Slowly, Jesse entered the bedroom. Marie stood to one side of the room by the bed. A body lay sprawled on the floor. Jesse rolled the body over onto its back. It was the man who first came out of the barn to investigate the arrival of the horses. Jesse checked for a pulse and found none.
"Come on out into the front room. I'll call Troy to get his ass out here. This gets mighty old mighty fast." He grabbed up the cordless off the end table by the couch and pinched in 911.
"Sheriff's office, how may I direct your call?"
"This is Jesse Morgan," he told the operator, "Let me talk to Troy."
"Oh, hi Jesse, this is Verna here. Troy is just out past you a ways on a fender bender. You want me to call him?"
"Please, right now. I have another shooting at my place, two of them."
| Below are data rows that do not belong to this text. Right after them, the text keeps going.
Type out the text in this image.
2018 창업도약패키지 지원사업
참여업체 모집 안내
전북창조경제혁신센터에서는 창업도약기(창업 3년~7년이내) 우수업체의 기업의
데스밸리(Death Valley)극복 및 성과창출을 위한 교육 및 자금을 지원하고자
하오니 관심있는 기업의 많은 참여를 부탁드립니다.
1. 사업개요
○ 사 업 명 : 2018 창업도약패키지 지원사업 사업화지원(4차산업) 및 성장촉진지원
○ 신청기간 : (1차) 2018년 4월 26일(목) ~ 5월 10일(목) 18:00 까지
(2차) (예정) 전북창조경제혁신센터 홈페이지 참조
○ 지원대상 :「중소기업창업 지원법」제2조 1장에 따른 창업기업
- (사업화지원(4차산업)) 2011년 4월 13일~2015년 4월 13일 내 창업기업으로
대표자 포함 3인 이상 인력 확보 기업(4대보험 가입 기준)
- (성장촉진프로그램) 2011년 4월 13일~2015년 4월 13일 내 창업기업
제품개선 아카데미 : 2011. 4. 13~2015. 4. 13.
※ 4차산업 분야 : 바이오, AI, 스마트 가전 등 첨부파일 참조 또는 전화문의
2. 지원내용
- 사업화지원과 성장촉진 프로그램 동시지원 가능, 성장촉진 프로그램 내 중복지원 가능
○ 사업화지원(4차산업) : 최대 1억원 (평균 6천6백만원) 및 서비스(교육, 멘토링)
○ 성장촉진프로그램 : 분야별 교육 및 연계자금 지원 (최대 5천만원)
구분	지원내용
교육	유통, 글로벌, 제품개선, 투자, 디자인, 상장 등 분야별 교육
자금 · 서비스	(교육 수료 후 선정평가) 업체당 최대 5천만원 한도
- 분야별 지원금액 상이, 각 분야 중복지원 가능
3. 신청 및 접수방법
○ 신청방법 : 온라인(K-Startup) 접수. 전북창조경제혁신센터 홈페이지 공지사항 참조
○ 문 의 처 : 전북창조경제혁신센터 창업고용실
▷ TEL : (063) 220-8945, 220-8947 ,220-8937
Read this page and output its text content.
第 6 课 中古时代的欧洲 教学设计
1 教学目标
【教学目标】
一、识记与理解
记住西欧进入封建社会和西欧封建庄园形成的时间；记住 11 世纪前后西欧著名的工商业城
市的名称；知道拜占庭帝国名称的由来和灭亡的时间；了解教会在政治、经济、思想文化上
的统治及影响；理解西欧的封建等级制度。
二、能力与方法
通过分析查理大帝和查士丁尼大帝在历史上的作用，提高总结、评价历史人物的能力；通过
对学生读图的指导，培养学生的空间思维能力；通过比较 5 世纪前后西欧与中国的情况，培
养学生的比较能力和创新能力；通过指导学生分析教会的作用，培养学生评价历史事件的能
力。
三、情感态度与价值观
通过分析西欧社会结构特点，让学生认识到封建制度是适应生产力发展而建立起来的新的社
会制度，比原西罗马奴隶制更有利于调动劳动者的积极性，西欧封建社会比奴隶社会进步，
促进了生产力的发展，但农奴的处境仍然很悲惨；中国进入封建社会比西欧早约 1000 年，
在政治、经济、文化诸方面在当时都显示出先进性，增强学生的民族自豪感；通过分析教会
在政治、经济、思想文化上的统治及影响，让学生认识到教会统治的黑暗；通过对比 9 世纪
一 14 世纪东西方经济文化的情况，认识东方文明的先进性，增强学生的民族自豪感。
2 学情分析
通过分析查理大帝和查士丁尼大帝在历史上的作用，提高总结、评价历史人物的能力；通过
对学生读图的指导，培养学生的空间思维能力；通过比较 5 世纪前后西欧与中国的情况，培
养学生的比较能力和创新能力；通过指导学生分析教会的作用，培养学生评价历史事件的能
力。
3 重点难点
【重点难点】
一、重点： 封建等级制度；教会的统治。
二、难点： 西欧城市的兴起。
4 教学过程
"I'll get him out there right now." She disconnected.
"Let's have some coffee and wait," Jesse told Marie. "The wind is coming up and another storm might be on its way.
They removed their heavy outer garments and sat at the table drinking coffee while they waited for Troy to arrive. Marie felt numb inside. She had never before fired a weapon in her life. She kept looking toward the bedroom as if she expected the man she killed to come out. Jesse sat and thought. They both waited...
To both it seemed an eternity from the time Jesse called until they heard the faint wail of a siren. Two minutes later Troy knocked on the front door. Marie hurried to answer it. "You again," Troy exclaimed as he recognized her as Jesse's visitor from the previous time out to the ranch. As he came through the door, he told Jesse, "Man, I warned you not to have any house guests until we get this thing straightened out. Jesse, it's dangerous to have a girlfriend come visiting." He seemed more upset Jesse put someone in danger than he was about the shooting.
"The body is in the bedroom and she shot him in self defense. The piece she used in on the couch in the front room." There is a body in the horse barn. I'll show you. I have to unhitch the horses and turn them out. Come on. It's almost time to do the milking."
While Troy checked the body in the bedroom, Jesse suited back up, took his rifle and headed for the door.
Troy caught up with him as he began to unhitch the horses from the wagon. He opened half of the big barn door and let the two animals inside for their treat of sorghum and cracked oats. He felt guilty the way he had neglected the two beasts and he gave them extra large rations.